The 1972 self-titled album allowed Verocai to take his interest in instrumental music even further. "I always wanted to compose soundtracks in great style, as in the cinema, but this wasn't possible with television work," he says. "My opportunity came when I was recording this album. I created a rhythmic cell in the acoustic guitar with the harmonic line. I added bass and the non-conventional drums and the percussion with a very smooth orchestration in blocks (four trumpets and a flute) plus the delicate touch of the strings (12 violins, 4 violas and 4 cellos). At the end of the song, Oberdan Magalhães played and sang with his flute." The resulting track is "Sílvia".

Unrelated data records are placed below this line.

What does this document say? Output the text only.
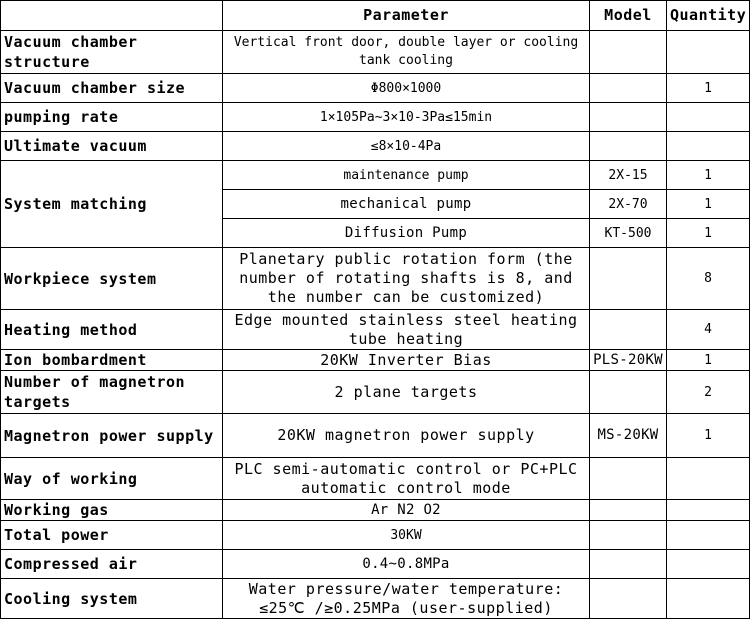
	Parameter	Model	Quantity
Vacuum chamber structure	Vertical front door, double layer or cooling tank cooling		
Vacuum chamber size	Φ800×1000		1
pumping rate	1×105Pa~3×10-3Pa≤15min		
Ultimate vacuum	≤8×10-4Pa		
System matching	maintenance pump	2X-15	1
	mechanical pump	2X-70	1
	Diffusion Pump	KT-500	1
Workpiece system	Planetary public rotation form (the number of rotating shafts is 8, and the number can be customized)		8
Heating method	Edge mounted stainless steel heating tube heating		4
Ion bombardment	20KW Inverter Bias	PLS-20KW	1
Number of magnetron targets	2 plane targets		2
Magnetron power supply	20KW magnetron power supply	MS-20KW	1
Way of working	PLC semi-automatic control or PC+PLC automatic control mode		
Working gas	Ar N2 O2		
Total power	30KW		
Compressed air	0.4~0.8MPa		
Cooling system	Water pressure/water temperature: ≤25℃ /≥0.25MPa (user-supplied)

"Presente Grego" is perhaps the funkiest track on the album. "This song was influenced by American soul and funk," says Verocai. "By 1972 many of the musicians of my generation were feeling the same influences. Because of our exposure to all many musical influences, we put a distance between us and the conventional recording styles. "Presente Grego" means "Greek gift." It is an expression that comes from the horse of Troy, a gift from the Greeks that hid the warriors that defeated the Troyans. Likewise, the military dictatorship, under the appearance of a good government, practiced censorship and oppression", he explains.

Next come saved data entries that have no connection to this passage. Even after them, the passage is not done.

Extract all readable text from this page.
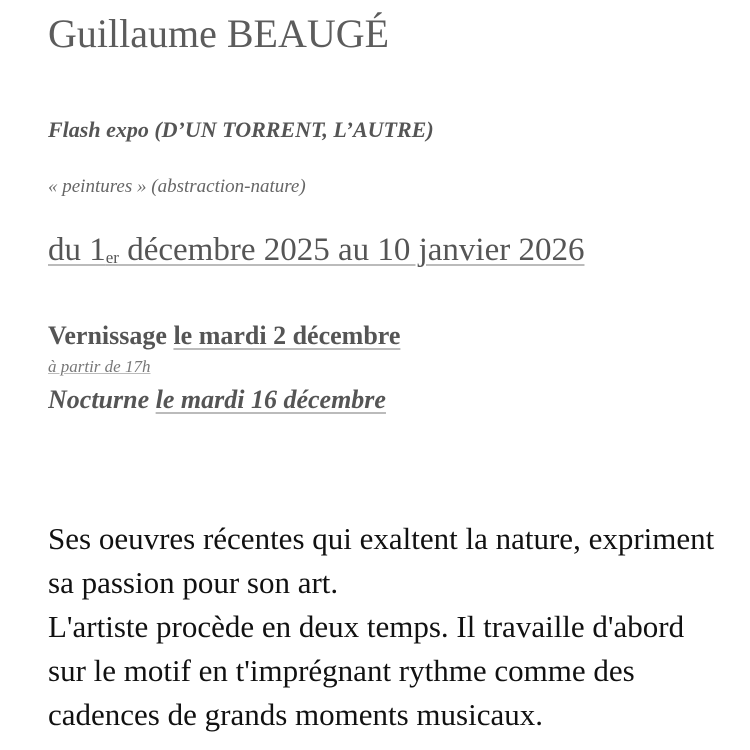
Guillaume BEAUGÉ
Flash expo (D’UN TORRENT, L’AUTRE)
« peintures » (abstraction-nature)
du 1er décembre 2025 au 10 janvier 2026
Vernissage le mardi 2 décembre
à partir de 17h
Nocturne le mardi 16 décembre

Ses oeuvres récentes qui exaltent la nature, expriment sa passion pour son art.

L'artiste procède en deux temps. Il travaille d'abord sur le motif en t'imprégnant rythme comme des cadences de grands moments musicaux.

In addition to the funky soul elements the album features many solos from artists obviously well schooled in Jazz. Check the soloing in "Pelas Sombras" or "Karina", where saxes blow hard and true against the backdrop of Brazilian rhythms. "My musical preferences go from J.S. Bach and Villa-Lobos, to jazz musicians like Tom Jobim, Milton Nascimento, Miles Davis, Herbie Hancock, Oscar Peterson, Wes Montgomery and Bill Evans," explains Verocai. "I remember Edson Maciel, was invited to a studio session at 9 AM and was to perform a solo on "Karina." He asked us to wait for a while because he wanted to be inspired by some "cachaça" (a Brazilian liquor made from distilled sugar cane juice). While rehearsing, he asked for a little more "cachaça" to bring on some more inspiration. This happened twice until he found his inspiration and performed a tremendous solo!" remembers Verocai.
In the years after the album release Arthur Verocai became a music advertising executive, creating and producing albums for customers like Brahma, Fanta, Petrobra's, South America, Souza Cruz and was even honored with the Colunistas Prize in Advertising. Since 1983 he is the main proprietor of Studio "V" - House of the Sound and in 2002 he released a solo album "Arthur Verocai - "Saudade Demais" featuring a collection of his work as composer, including some unreleased songs.
Arthur Verocai's musical peer Ivan Lins has this to say about his great friend, "Arthur is a very dedicated musician. He has always been. Not only dedicated but very talented also. He made this record years ago just for the fun of it without much publicity. And now will strike back. That's great!"